Interesting enough, many people do not seem to value privacy as the most important aspect. Numerous private companies like 23andMe, Gene By Gene, GeneYouIn, Innova, Illumina offer direct-to-consumer DNA testing kits. You just send a little bit of your spittle and within a few weeks you get back your genetic data, with which one can learn about your heredity, health and disease risk. Keep in mind that the conclusions are not always very accurate. The genomic data of for example 23andme can be shared to search for family members and it seems that many customers have no ethical concerns with this. Also on a daily basis, we gladly share lots of our very personal information without knowing with whom: our social network activities, location data, most visited websites, etc. are sold to third parties. Contradictory, when it comes down to sharing sensitive information for research purposes, there is a taboo around privacy and sharing.

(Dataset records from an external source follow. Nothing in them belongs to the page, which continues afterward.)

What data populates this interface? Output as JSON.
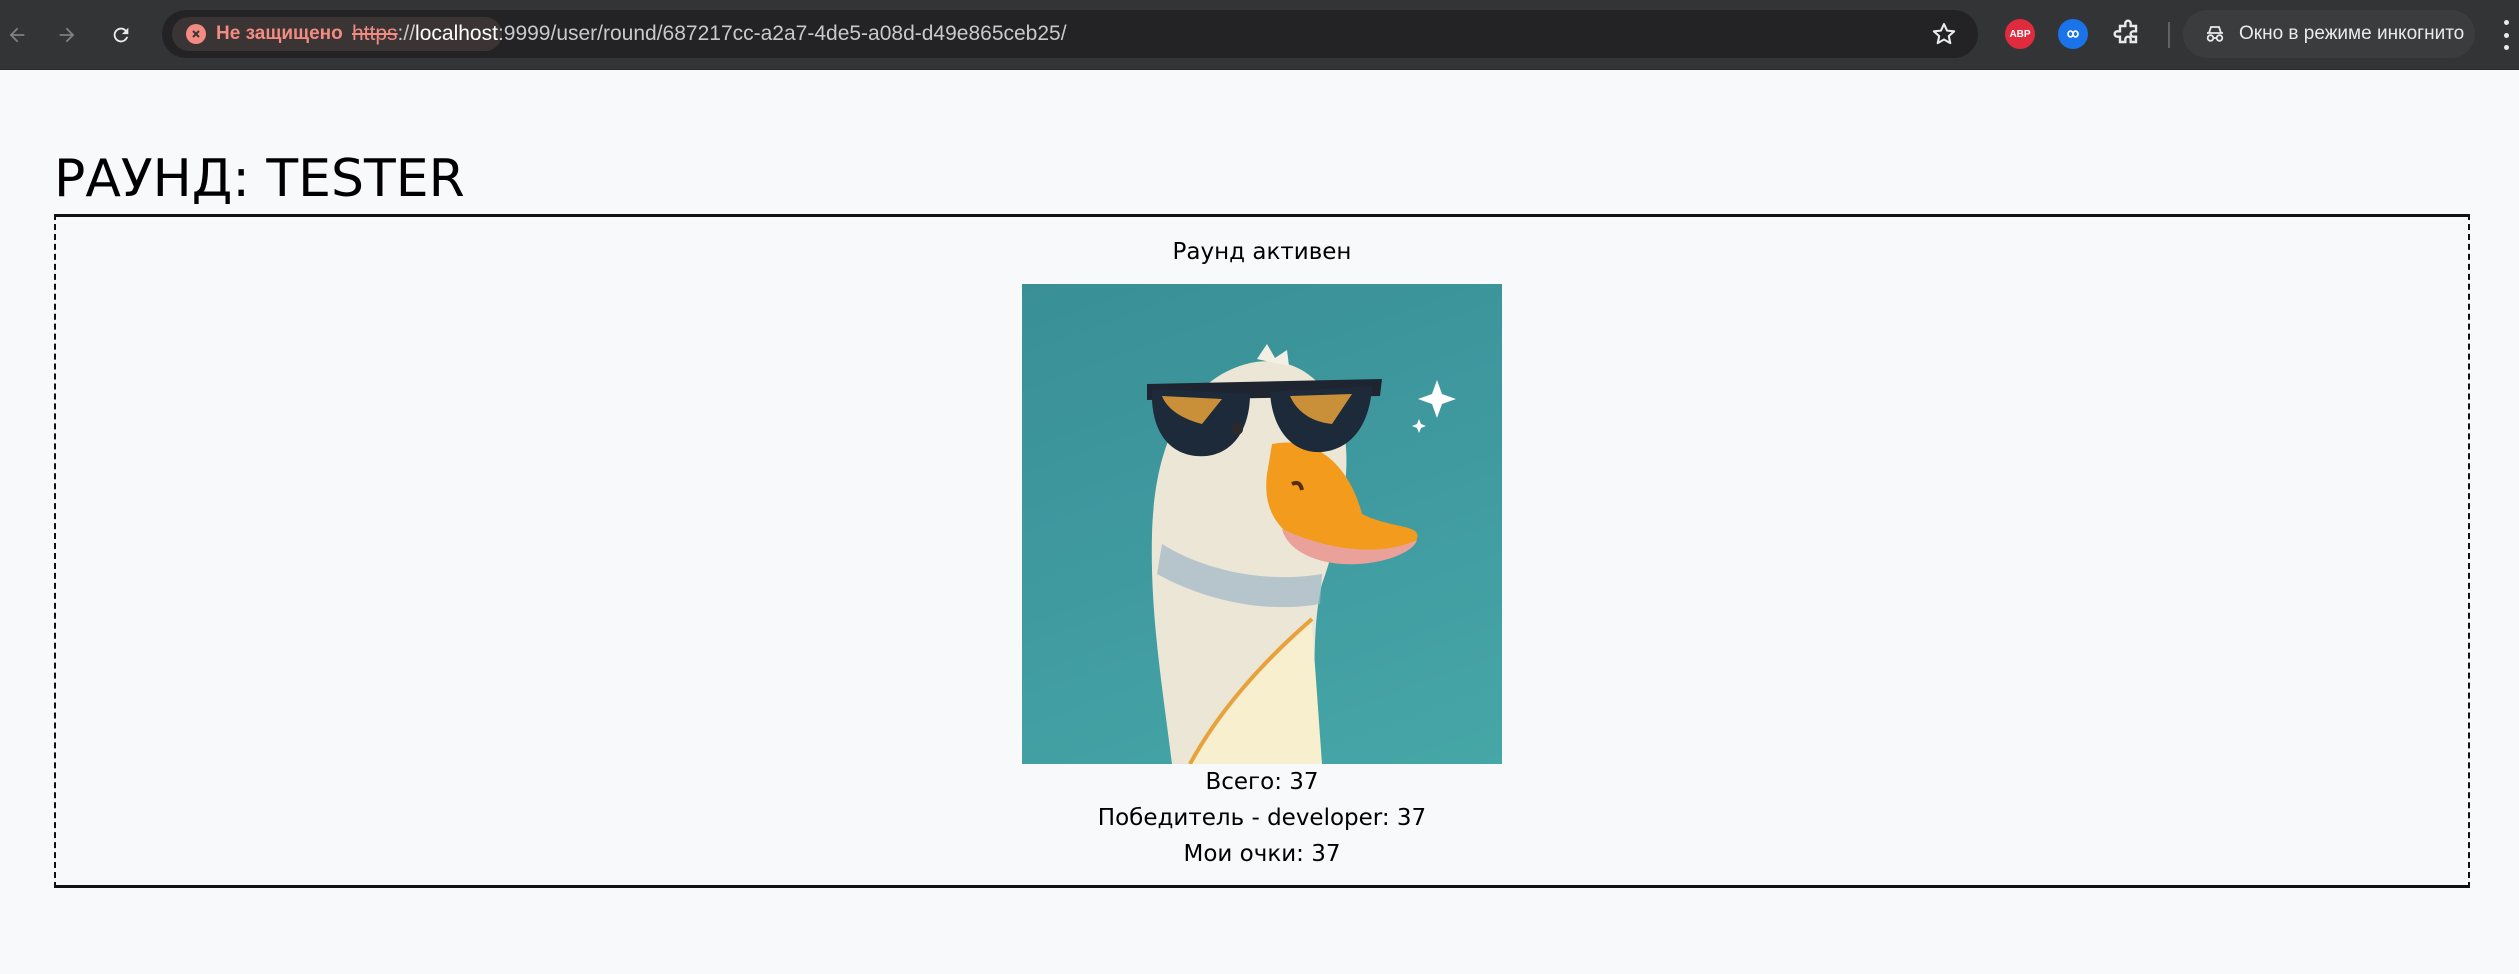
{
  "browser": {
    "security_chip": "Не защищено",
    "url_scheme": "https",
    "url_sep": "://",
    "url_host": "localhost",
    "url_rest": ":9999/user/round/687217cc-a2a7-4de5-a08d-d49e865ceb25/",
    "incognito_label": "Окно в режиме инкогнито",
    "abp_label": "ABP",
    "icons": [
      "back-arrow-icon",
      "forward-arrow-icon",
      "reload-icon",
      "not-secure-icon",
      "bookmark-star-icon",
      "adblock-plus-icon",
      "infinity-extension-icon",
      "extensions-puzzle-icon",
      "incognito-icon",
      "menu-kebab-icon"
    ],
    "accent_warning": "#f28b82"
  },
  "page": {
    "title": "РАУНД: TESTER",
    "round_status": "Раунд активен",
    "total": "Всего: 37",
    "winner": "Победитель - developer: 37",
    "my_points": "Мои очки: 37"
  }
}
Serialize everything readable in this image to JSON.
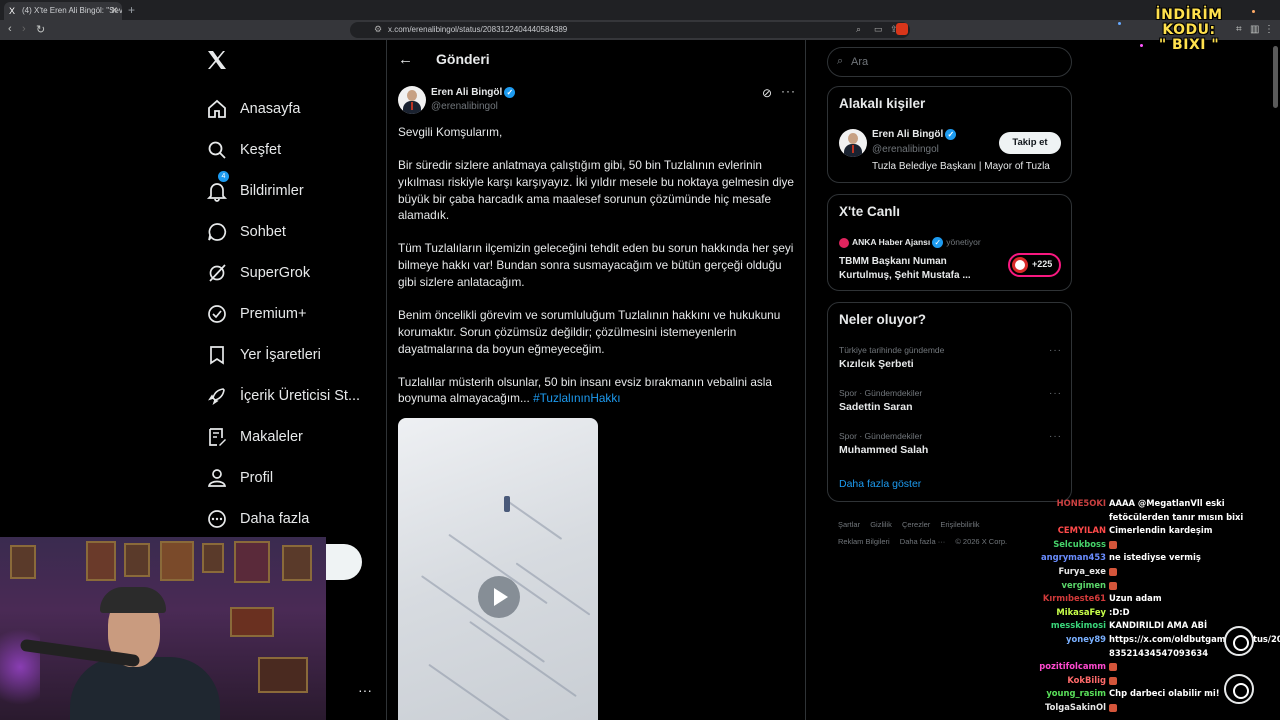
{
  "browser": {
    "tab_title": "(4) X'te Eren Ali Bingöl: \"Sevgili K",
    "url": "x.com/erenalibingol/status/2083122404440584389"
  },
  "overlay": {
    "promo_line1": "İNDİRİM KODU:",
    "promo_line2": "\" BIXI \""
  },
  "nav": {
    "items": [
      {
        "label": "Anasayfa",
        "icon": "home-icon"
      },
      {
        "label": "Keşfet",
        "icon": "search-icon"
      },
      {
        "label": "Bildirimler",
        "icon": "bell-icon",
        "badge": "4"
      },
      {
        "label": "Sohbet",
        "icon": "chat-icon"
      },
      {
        "label": "SuperGrok",
        "icon": "grok-icon"
      },
      {
        "label": "Premium+",
        "icon": "verified-icon"
      },
      {
        "label": "Yer İşaretleri",
        "icon": "bookmark-icon"
      },
      {
        "label": "İçerik Üreticisi St...",
        "icon": "rocket-icon"
      },
      {
        "label": "Makaleler",
        "icon": "article-icon"
      },
      {
        "label": "Profil",
        "icon": "person-icon"
      },
      {
        "label": "Daha fazla",
        "icon": "more-circle-icon"
      }
    ]
  },
  "main": {
    "header_title": "Gönderi",
    "author_name": "Eren Ali Bingöl",
    "author_handle": "@erenalibingol",
    "tweet": {
      "p1": "Sevgili Komşularım,",
      "p2": "Bir süredir sizlere anlatmaya çalıştığım gibi, 50 bin Tuzlalının evlerinin yıkılması riskiyle karşı karşıyayız. İki yıldır mesele bu noktaya gelmesin diye büyük bir çaba harcadık ama maalesef sorunun çözümünde hiç mesafe alamadık.",
      "p3": "Tüm Tuzlalıların ilçemizin geleceğini tehdit eden bu sorun hakkında her şeyi bilmeye hakkı var! Bundan sonra susmayacağım ve bütün gerçeği olduğu gibi sizlere anlatacağım.",
      "p4": "Benim öncelikli görevim ve sorumluluğum Tuzlalının hakkını ve hukukunu korumaktır. Sorun çözümsüz değildir; çözülmesini istemeyenlerin dayatmalarına da boyun eğmeyeceğim.",
      "p5": "Tuzlalılar müsterih olsunlar, 50 bin insanı evsiz bırakmanın vebalini asla boynuma almayacağım...",
      "hashtag": "#TuzlalınınHakkı"
    }
  },
  "sidebar": {
    "search_placeholder": "Ara",
    "related": {
      "title": "Alakalı kişiler",
      "name": "Eren Ali Bingöl",
      "handle": "@erenalibingol",
      "bio": "Tuzla Belediye Başkanı | Mayor of Tuzla",
      "follow_label": "Takip et"
    },
    "live": {
      "title": "X'te Canlı",
      "source": "ANKA Haber Ajansı",
      "role": "yönetiyor",
      "headline": "TBMM Başkanı Numan Kurtulmuş, Şehit Mustafa ...",
      "count": "+225"
    },
    "trends": {
      "title": "Neler oluyor?",
      "items": [
        {
          "category": "Türkiye tarihinde gündemde",
          "name": "Kızılcık Şerbeti"
        },
        {
          "category": "Spor · Gündemdekiler",
          "name": "Sadettin Saran"
        },
        {
          "category": "Spor · Gündemdekiler",
          "name": "Muhammed Salah"
        }
      ],
      "show_more": "Daha fazla göster"
    },
    "footer": {
      "links": [
        "Şartlar",
        "Gizlilik",
        "Çerezler",
        "Erişilebilirlik",
        "Reklam Bilgileri",
        "Daha fazla ···",
        "© 2026 X Corp."
      ]
    }
  },
  "chat": {
    "messages": [
      {
        "user": "HONE5OKI",
        "color": "#c94040",
        "text": "AAAA @MegatlanVll eski"
      },
      {
        "user": "",
        "color": "#ffffff",
        "text": "fetöcülerden tanır mısın bixi"
      },
      {
        "user": "CEMYILAN",
        "color": "#ff4a4a",
        "text": "Cimerlendin kardeşim"
      },
      {
        "user": "Selcukboss",
        "color": "#46d36a",
        "text": ""
      },
      {
        "user": "angryman453",
        "color": "#6a8dff",
        "text": "ne istediyse vermiş"
      },
      {
        "user": "Furya_exe",
        "color": "#e8e8e8",
        "text": ""
      },
      {
        "user": "vergimen",
        "color": "#5ad66a",
        "text": ""
      },
      {
        "user": "Kırmıbeste61",
        "color": "#d23a3a",
        "text": "Uzun adam"
      },
      {
        "user": "MikasaFey",
        "color": "#c8ff4a",
        "text": ":D:D"
      },
      {
        "user": "messkimosi",
        "color": "#3ad67a",
        "text": "KANDIRILDI AMA ABİ"
      },
      {
        "user": "yoney89",
        "color": "#7ab0ff",
        "text": "https://x.com/oldbutgamer/status/20"
      },
      {
        "user": "",
        "color": "#ffffff",
        "text": "83521434547093634"
      },
      {
        "user": "pozitifolcamm",
        "color": "#ff4ad0",
        "text": ""
      },
      {
        "user": "KokBilig",
        "color": "#ff6a6a",
        "text": ""
      },
      {
        "user": "young_rasim",
        "color": "#5ae05a",
        "text": "Chp darbeci olabilir mi!"
      },
      {
        "user": "TolgaSakinOl",
        "color": "#e8e8e8",
        "text": ""
      }
    ]
  }
}
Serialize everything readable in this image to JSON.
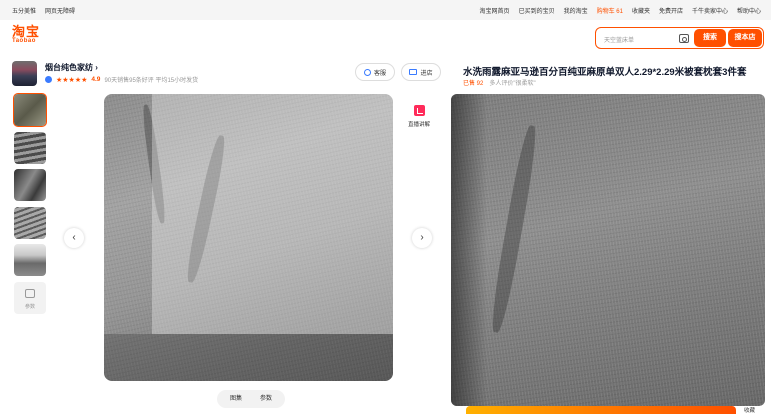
{
  "topbar": {
    "left": [
      "五分美惟",
      "网页无障碍"
    ],
    "right": [
      "淘宝网首页",
      "已买到的宝贝",
      "我的淘宝",
      "购物车 61",
      "收藏夹",
      "免费开店",
      "千牛卖家中心",
      "帮助中心"
    ]
  },
  "header": {
    "logo_cn": "淘宝",
    "logo_en": "Taobao",
    "search_placeholder": "天空蓝床单",
    "search_button": "搜索",
    "shop_button": "搜本店"
  },
  "shop": {
    "name": "烟台纯色家纺 ›",
    "rating": "4.9",
    "stars": "★★★★★",
    "meta": "90天销售95条好评  平均15小时发货",
    "service_button": "客服",
    "enter_button": "进店"
  },
  "gallery": {
    "more_label": "参数",
    "tabs": [
      "图集",
      "参数"
    ],
    "video_label": "直播讲解",
    "prev": "‹",
    "next": "›"
  },
  "product": {
    "title": "水洗雨露麻亚马逊百分百纯亚麻原单双人2.29*2.29米被套枕套3件套",
    "sold": "已售 92",
    "sold_sub": "多人评价\"很柔软\"",
    "collect": "收藏"
  },
  "colors": {
    "accent": "#ff5000"
  }
}
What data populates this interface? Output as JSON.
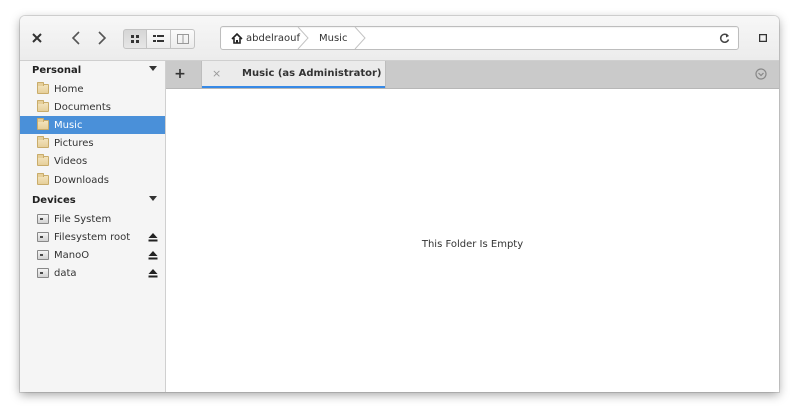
{
  "window": {
    "title": "Music (as Administrator)"
  },
  "headerbar": {
    "close_icon": "close-icon",
    "back_icon": "chevron-left-icon",
    "forward_icon": "chevron-right-icon",
    "view_modes": [
      "grid-view-icon",
      "list-view-icon",
      "column-view-icon"
    ],
    "breadcrumbs": [
      {
        "label": "abdelraouf",
        "icon": "home-icon"
      },
      {
        "label": "Music"
      }
    ],
    "reload_icon": "reload-icon",
    "menu_icon": "window-menu-icon"
  },
  "sidebar": {
    "personal_header": "Personal",
    "personal_items": [
      {
        "label": "Home",
        "icon": "home-folder-icon"
      },
      {
        "label": "Documents",
        "icon": "folder-icon"
      },
      {
        "label": "Music",
        "icon": "folder-icon",
        "selected": true
      },
      {
        "label": "Pictures",
        "icon": "folder-icon"
      },
      {
        "label": "Videos",
        "icon": "folder-icon"
      },
      {
        "label": "Downloads",
        "icon": "folder-icon"
      }
    ],
    "devices_header": "Devices",
    "device_items": [
      {
        "label": "File System",
        "icon": "drive-icon",
        "ejectable": false
      },
      {
        "label": "Filesystem root",
        "icon": "drive-icon",
        "ejectable": true
      },
      {
        "label": "ManoO",
        "icon": "drive-icon",
        "ejectable": true
      },
      {
        "label": "data",
        "icon": "drive-icon",
        "ejectable": true
      }
    ]
  },
  "tabs": {
    "new_tab_label": "+",
    "items": [
      {
        "label": "Music (as Administrator)",
        "active": true
      }
    ],
    "tab_close_label": "×"
  },
  "content": {
    "empty_message": "This Folder Is Empty"
  },
  "colors": {
    "accent": "#3689e6",
    "selection": "#4a90d9"
  }
}
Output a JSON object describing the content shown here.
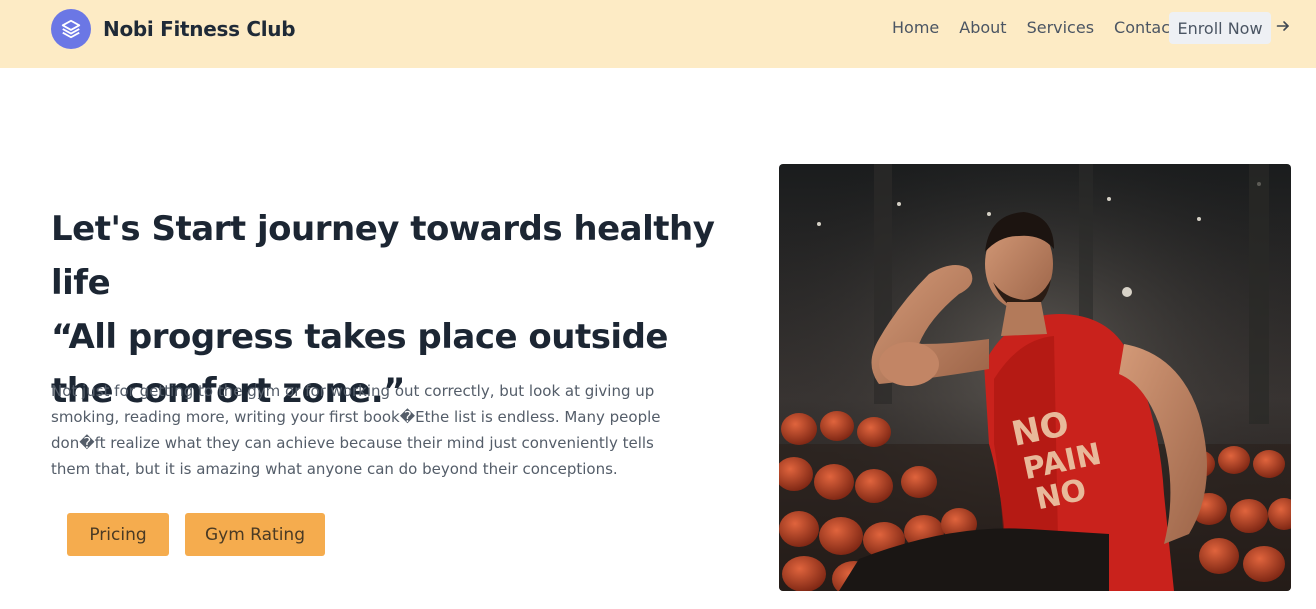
{
  "brand": {
    "name": "Nobi Fitness Club",
    "logo_icon": "layers-icon",
    "logo_color": "#6b77e5"
  },
  "nav": {
    "links": [
      "Home",
      "About",
      "Services",
      "Contact"
    ],
    "cta_label": "Enroll Now",
    "cta_icon": "arrow-right-icon"
  },
  "hero": {
    "headline_line1": "Let's Start journey towards healthy life",
    "headline_line2": "“All progress takes place outside the comfort zone.”",
    "description": "Not just for getting to the gym or for working out correctly, but look at giving up smoking, reading more, writing your first book�Ethe list is endless. Many people don�ft realize what they can achieve because their mind just conveniently tells them that, but it is amazing what anyone can do beyond their conceptions.",
    "buttons": [
      "Pricing",
      "Gym Rating"
    ],
    "image_text": "NO PAIN NO"
  },
  "colors": {
    "navbar_bg": "#fdebc5",
    "button_bg": "#f5ac4e",
    "accent": "#6b77e5"
  }
}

Is it really about privacy?

This double standard makes life for researchers a bit hard. Of course we agree that protection of sensitive data is key, but we should like to stress the importance of genomic data for research that can help search for future (clinical) implications. Genomic data for research is treated with special care. For example, all the information originating from patients is coded and anonymous. In this way, the genome profiles cannot be coupled back to a specific person, except if the genome profiles from his/her family members is public.

This is the future

Step by step we are getting closer to a personalised medicine era. One successful example is the MammaPrint, a test that screens individual breast cancer patients for the risk of metastasis. However, at this point in time, most data is still very messy. We need to do much more research with the data we obtain. And our genomic data alone, although fascinating, does not gives us enough information. On top of the DNA letter code, there is a second, so-called epigenetic code. This code reveals information about chemical changes on top of the DNA. Some of these chemical marks are links to active DNA and other to inactive DNA; these links determine which parts of your DNA library is actually used by your cells. Interestingly, this code is much more flexible, the location of chemical marks can for example be influenced by your personal lifestyle and environmental conditions (more information can be found here). Our research in the context of the EU H2020 EpiPredict project is looking at this epigenetic code in breast cancer patients. Like for the DNA code, there are techniques available to read this epigenetic code, giving us more pieces of the puzzle of unravelling the information of (y)our genome. Ideally, in the future the sequencing technologies could be integrated in the clinics as a standard procedure, although it is hard to predict when this will be part of routine care.

Should you think twice about sharing any of your private genome information?

Yes, but think about what you share! Whom do you share it with? And what is the information used for? The genome holds the information of your life, in disease and in health, so share wisely.